Solving for x, we find that the choir will practice for 12 hours per week:

`\[11 + 12x > 43 \implies 12x > 32 \implies x > (8)/(3)\]`

`\[11 + 12x < 67 \implies 12x < 56 \implies x < (14)/(3)\]`

Since the choir can't practice a fractional number of hours, we round up to the nearest whole number, and thus, they will practice for 12 hours per week. This ensures they meet the criteria of practicing more than 43 hours and less than 67 hours overall, while maintaining consistency in their weekly practice sessions. This approach strikes a balance between adequate preparation and avoiding overuse of their voices, contributing to a successful performance.

Answer 2

The possible numbers of hours per week they will practice is any value between 4 and 8.375, inclusive.
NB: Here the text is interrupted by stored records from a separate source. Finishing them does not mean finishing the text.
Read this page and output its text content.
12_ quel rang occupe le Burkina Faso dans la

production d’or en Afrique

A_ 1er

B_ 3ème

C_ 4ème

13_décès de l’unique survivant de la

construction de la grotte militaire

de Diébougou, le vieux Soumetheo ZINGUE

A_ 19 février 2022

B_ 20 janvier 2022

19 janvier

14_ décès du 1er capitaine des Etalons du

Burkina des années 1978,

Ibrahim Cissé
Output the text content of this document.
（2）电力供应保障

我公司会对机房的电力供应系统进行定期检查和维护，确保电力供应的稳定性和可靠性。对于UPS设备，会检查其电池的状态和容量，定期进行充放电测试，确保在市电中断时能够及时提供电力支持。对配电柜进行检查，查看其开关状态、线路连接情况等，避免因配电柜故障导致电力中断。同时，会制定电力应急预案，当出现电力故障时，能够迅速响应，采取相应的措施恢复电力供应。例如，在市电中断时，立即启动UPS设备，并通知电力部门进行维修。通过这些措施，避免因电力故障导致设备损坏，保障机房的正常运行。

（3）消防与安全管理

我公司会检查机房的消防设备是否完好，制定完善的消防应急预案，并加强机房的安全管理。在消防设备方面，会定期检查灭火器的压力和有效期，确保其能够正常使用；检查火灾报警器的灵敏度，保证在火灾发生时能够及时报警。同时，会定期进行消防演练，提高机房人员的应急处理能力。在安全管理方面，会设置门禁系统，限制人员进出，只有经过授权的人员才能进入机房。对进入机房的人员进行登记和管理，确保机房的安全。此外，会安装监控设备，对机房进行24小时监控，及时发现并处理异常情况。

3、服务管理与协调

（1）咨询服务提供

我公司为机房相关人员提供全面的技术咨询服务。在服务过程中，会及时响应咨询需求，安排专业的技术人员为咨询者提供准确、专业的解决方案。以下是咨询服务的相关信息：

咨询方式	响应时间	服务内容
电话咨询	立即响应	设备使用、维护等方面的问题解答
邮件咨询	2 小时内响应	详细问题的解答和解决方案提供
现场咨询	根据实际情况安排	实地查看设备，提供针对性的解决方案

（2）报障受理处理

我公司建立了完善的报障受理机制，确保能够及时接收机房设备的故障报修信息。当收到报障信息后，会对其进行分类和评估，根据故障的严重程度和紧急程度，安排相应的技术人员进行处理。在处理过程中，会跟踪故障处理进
To find the possible numbers of hours per week the Keytones Choir will practice for the remaining 8 weeks, we need to consider the given constraints.

The total number of hours they want to practice is at least 43 and at most 67.

They have already practiced for 11 hours, so the remaining number of hours they need to practice is:

Total number of hours - Hours already practiced = 43 - 11 = 32

Now, let's solve for x, which represents the number of hours per week they will practice.

To practice for 8 weeks, the total number of hours they will practice is:

Number of hours per week * Number of weeks = 8x

Since they want to practice at least 32 hours and at most 67 hours, we can set up a compound inequality:

32 ≤ 8x ≤ 67

Now, we can solve this compound inequality for x by dividing each term by 8:

32/8 ≤ x ≤ 67/8

Simplifying further, we get:

4 ≤ x ≤ 8.375

Keep in mind that since the number of hours per week needs to be a whole number, the Keytones Choir can practice for 4, 5, 6, 7, or 8 hours per week.

Complete Question:

The Keytones Choir is practicing for a show. To feel prepared, they will practice for at least 43 hours. They also don't want to overuse their voices, so they will practice for at most 67 hours. So far, they have practiced a total of 11 hours. Let x be the number of hours per week they will practice for the remaining 8 weeks. (Suppose they will decide to practice the same amount of time each week.)

(a) Find the possible numbers of hours per week they will practice. Write your answer as a compound inequality solved for x.